A bag of marbles contains 8 red marbles and 6 yellow marbles. Two marbles are drawn out of the bag at random without replacement. What is the probability that two red marbles are drawn out? Be sure to represent your answer as a fraction in simplest form.

prob(2reds) = (8/14)(7/13)

= ..

To solve this problem, we need to find the probability of drawing two red marbles out of the bag.

First, let's find the total number of marbles in the bag. Since there are 8 red marbles and 6 yellow marbles, the total number of marbles is 8 + 6 = 14.

Now, let's find the probability of drawing a red marble on the first draw. Since there are 8 red marbles out of 14 total marbles, the probability of drawing a red marble on the first draw is 8/14.
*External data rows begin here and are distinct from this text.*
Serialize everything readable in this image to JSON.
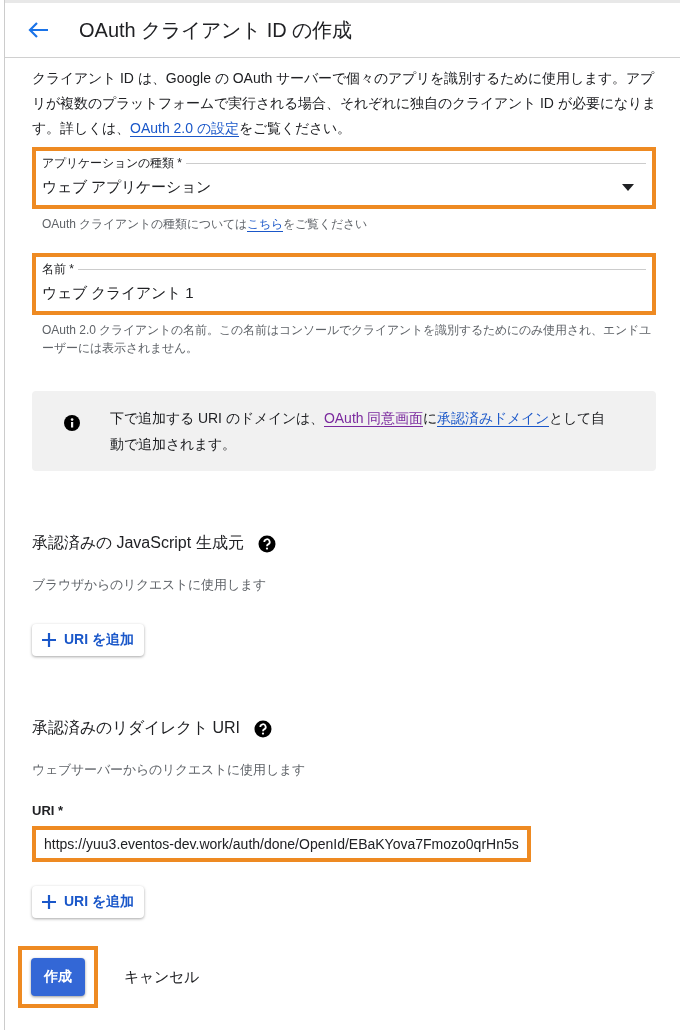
{
  "header": {
    "title": "OAuth クライアント ID の作成"
  },
  "intro": [
    {
      "kind": "text",
      "text": "クライアント ID は、Google の OAuth サーバーで個々のアプリを識別するために使用します。アプリが複数のプラットフォームで実行される場合、それぞれに独自のクライアント ID が必要になります。詳しくは、"
    },
    {
      "kind": "link",
      "text": "OAuth 2.0 の設定",
      "visited": false
    },
    {
      "kind": "text",
      "text": "をご覧ください。"
    }
  ],
  "fields": [
    {
      "kind": "select",
      "label": "アプリケーションの種類 *",
      "value": "ウェブ アプリケーション",
      "highlighted": true,
      "hint": [
        {
          "kind": "text",
          "text": "OAuth クライアントの種類については"
        },
        {
          "kind": "link",
          "text": "こちら",
          "visited": false
        },
        {
          "kind": "text",
          "text": "をご覧ください"
        }
      ]
    },
    {
      "kind": "text",
      "label": "名前 *",
      "value": "ウェブ クライアント 1",
      "highlighted": true,
      "hint": [
        {
          "kind": "text",
          "text": "OAuth 2.0 クライアントの名前。この名前はコンソールでクライアントを識別するためにのみ使用され、エンドユーザーには表示されません。"
        }
      ]
    }
  ],
  "notice": [
    {
      "kind": "text",
      "text": "下で追加する URI のドメインは、"
    },
    {
      "kind": "link",
      "text": "OAuth 同意画面",
      "visited": true
    },
    {
      "kind": "text",
      "text": "に"
    },
    {
      "kind": "link",
      "text": "承認済みドメイン",
      "visited": false
    },
    {
      "kind": "text",
      "text": "として自動で追加されます。"
    }
  ],
  "sections": [
    {
      "title": "承認済みの JavaScript 生成元",
      "description": "ブラウザからのリクエストに使用します",
      "add_button": "URI を追加"
    },
    {
      "title": "承認済みのリダイレクト URI",
      "description": "ウェブサーバーからのリクエストに使用します",
      "uris": [
        {
          "label": "URI *",
          "value": "https://yuu3.eventos-dev.work/auth/done/OpenId/EBaKYova7Fmozo0qrHn5s",
          "highlighted": true
        }
      ],
      "add_button": "URI を追加"
    }
  ],
  "actions": {
    "create": {
      "label": "作成",
      "highlighted": true
    },
    "cancel": "キャンセル"
  }
}
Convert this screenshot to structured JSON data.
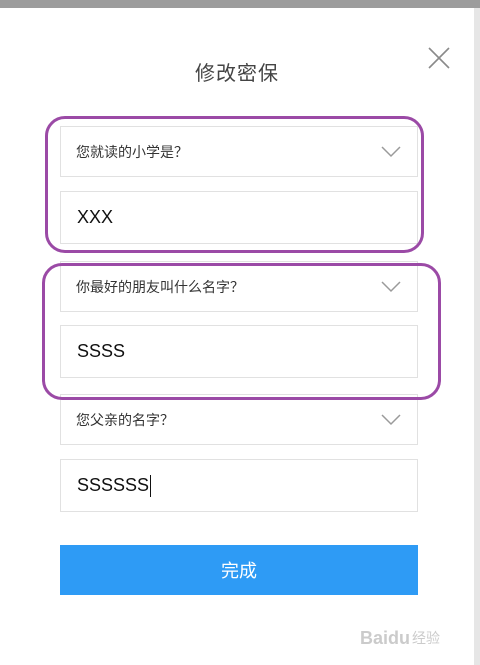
{
  "dialog": {
    "title": "修改密保",
    "close_icon": "close-icon"
  },
  "questions": [
    {
      "question": "您就读的小学是？",
      "answer": "XXX"
    },
    {
      "question": "你最好的朋友叫什么名字？",
      "answer": "SSSS"
    },
    {
      "question": "您父亲的名字？",
      "answer": "SSSSSS"
    }
  ],
  "actions": {
    "done_label": "完成"
  },
  "watermark": {
    "brand": "Baidu",
    "suffix": "经验"
  },
  "colors": {
    "accent": "#2e9bf5",
    "highlight": "#9b4aa6",
    "border": "#e1e1e1"
  }
}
After the first draw, we need to adjust the likelihood for the second draw, as we did not replace the first marble. Since there is now one less marble in the bag, the total number of marbles is reduced to 14 - 1 = 13.

Next, let's find the probability of drawing a red marble on the second draw, given that a red marble was already drawn on the first draw. Since there are 7 red marbles left and 13 total marbles, the probability of drawing a red marble on the second draw is 7/13.

To find the probability of both events happening (drawing two red marbles), we multiply the probabilities of each event. So, the probability of drawing two red marbles is (8/14) * (7/13).

Now, let's simplify this fraction. The numerator can be simplified to 2 * 2 * 1 = 4, and the denominator can be simplified to 7 * 13 = 91. Therefore, the probability of drawing two red marbles is 4/91.

So, the answer to the question is that the probability of drawing two red marbles out of the bag is 4/91.